Chok Dii snatched at it only to see a message. ‘Do you want another gift?’

She ran to the sink and threw up.

Dan sat, head in hands, remained still as the doorbell rang. Chok Dii rinsed her mouth before answering the bell.

A green uniformed man held out a well-wrapped package, looked at her, “Mr Dan?”

The paperwork was signed; the package rested next to his brother on the table.

“Don’t open it,” Chok Dii yelled.

“I’m not going to, phone the police, let them deal with it.”

Her smartphone beeped a message.

‘Do you know Vincent van Gogh?’ She read. Before handing her mobile to Dan.

“Who sent it?” asked Dan.

“No idea, some quiz or game app? What did the message mean?”

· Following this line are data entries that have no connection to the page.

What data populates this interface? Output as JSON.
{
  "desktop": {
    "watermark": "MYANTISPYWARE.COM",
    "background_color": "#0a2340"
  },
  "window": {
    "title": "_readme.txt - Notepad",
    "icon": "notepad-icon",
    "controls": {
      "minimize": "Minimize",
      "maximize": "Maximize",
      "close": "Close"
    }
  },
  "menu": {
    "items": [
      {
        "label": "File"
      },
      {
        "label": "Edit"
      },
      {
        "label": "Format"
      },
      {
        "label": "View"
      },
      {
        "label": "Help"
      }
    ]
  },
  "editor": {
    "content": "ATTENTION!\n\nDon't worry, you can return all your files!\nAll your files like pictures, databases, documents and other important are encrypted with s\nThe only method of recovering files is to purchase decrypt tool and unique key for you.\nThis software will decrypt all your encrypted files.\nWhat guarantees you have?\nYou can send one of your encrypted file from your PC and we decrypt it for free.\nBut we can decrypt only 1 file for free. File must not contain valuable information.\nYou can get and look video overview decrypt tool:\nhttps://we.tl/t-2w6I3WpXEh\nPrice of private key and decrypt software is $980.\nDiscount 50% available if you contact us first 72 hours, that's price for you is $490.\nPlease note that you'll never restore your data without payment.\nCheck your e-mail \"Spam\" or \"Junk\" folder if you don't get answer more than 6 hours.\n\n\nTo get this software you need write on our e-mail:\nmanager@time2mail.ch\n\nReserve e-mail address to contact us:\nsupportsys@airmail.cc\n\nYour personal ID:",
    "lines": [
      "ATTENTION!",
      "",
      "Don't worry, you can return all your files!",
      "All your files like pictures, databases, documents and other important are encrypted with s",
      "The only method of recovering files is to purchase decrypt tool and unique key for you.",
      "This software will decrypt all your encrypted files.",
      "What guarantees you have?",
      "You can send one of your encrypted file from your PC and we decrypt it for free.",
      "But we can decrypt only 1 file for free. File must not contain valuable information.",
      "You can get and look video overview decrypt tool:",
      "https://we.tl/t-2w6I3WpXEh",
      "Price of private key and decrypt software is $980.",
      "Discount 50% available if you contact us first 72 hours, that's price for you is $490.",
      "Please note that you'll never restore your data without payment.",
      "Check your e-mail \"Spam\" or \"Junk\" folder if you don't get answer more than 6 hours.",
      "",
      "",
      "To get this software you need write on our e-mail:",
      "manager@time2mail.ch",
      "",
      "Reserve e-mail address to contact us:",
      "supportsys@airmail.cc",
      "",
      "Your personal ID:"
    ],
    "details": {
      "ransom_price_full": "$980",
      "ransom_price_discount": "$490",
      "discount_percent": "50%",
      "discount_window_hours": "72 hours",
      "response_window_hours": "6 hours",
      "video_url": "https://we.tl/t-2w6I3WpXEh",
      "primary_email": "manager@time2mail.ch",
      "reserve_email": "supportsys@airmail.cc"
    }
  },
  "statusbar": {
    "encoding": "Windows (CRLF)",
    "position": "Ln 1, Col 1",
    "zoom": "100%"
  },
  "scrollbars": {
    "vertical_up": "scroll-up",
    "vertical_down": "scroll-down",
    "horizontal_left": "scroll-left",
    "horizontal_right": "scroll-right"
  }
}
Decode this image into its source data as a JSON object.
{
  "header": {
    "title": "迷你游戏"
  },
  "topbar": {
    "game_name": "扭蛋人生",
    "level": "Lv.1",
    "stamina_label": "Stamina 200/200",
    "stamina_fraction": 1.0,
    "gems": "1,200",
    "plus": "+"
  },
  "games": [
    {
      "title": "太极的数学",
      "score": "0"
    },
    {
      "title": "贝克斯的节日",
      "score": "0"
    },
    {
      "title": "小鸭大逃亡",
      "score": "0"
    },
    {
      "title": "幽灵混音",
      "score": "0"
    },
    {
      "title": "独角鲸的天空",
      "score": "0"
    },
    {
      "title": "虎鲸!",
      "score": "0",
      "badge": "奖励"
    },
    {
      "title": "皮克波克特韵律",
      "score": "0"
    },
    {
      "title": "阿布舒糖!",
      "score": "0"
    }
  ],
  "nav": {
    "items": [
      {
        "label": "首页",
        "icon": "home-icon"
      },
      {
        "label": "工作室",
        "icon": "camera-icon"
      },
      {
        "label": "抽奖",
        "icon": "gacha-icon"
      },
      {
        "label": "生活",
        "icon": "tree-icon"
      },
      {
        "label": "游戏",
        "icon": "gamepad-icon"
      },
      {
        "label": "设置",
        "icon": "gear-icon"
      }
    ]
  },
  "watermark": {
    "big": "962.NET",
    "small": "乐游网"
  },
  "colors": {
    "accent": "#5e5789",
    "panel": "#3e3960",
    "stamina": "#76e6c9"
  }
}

Dan’s skin lost all colour. He rushed to the kitchen sink.

“What’s the matter? Who is Vincent whatever?” she asked as he cleaned his mouth.

“He was an artist who hallucinated because of his depression. One day he cut his ear off.”

“Oh, my God, you mean…?”

The doorbell chirped and rang again as if stuck. Dan rushed to the door.

Not a male in a green uniform this time. A blonde girl stood with a hairbrush sweeping her locks across her shoulders.

“I’ve gone one better than him. You said you’d love me forever, I never want to hear those words again,” she said, smiling.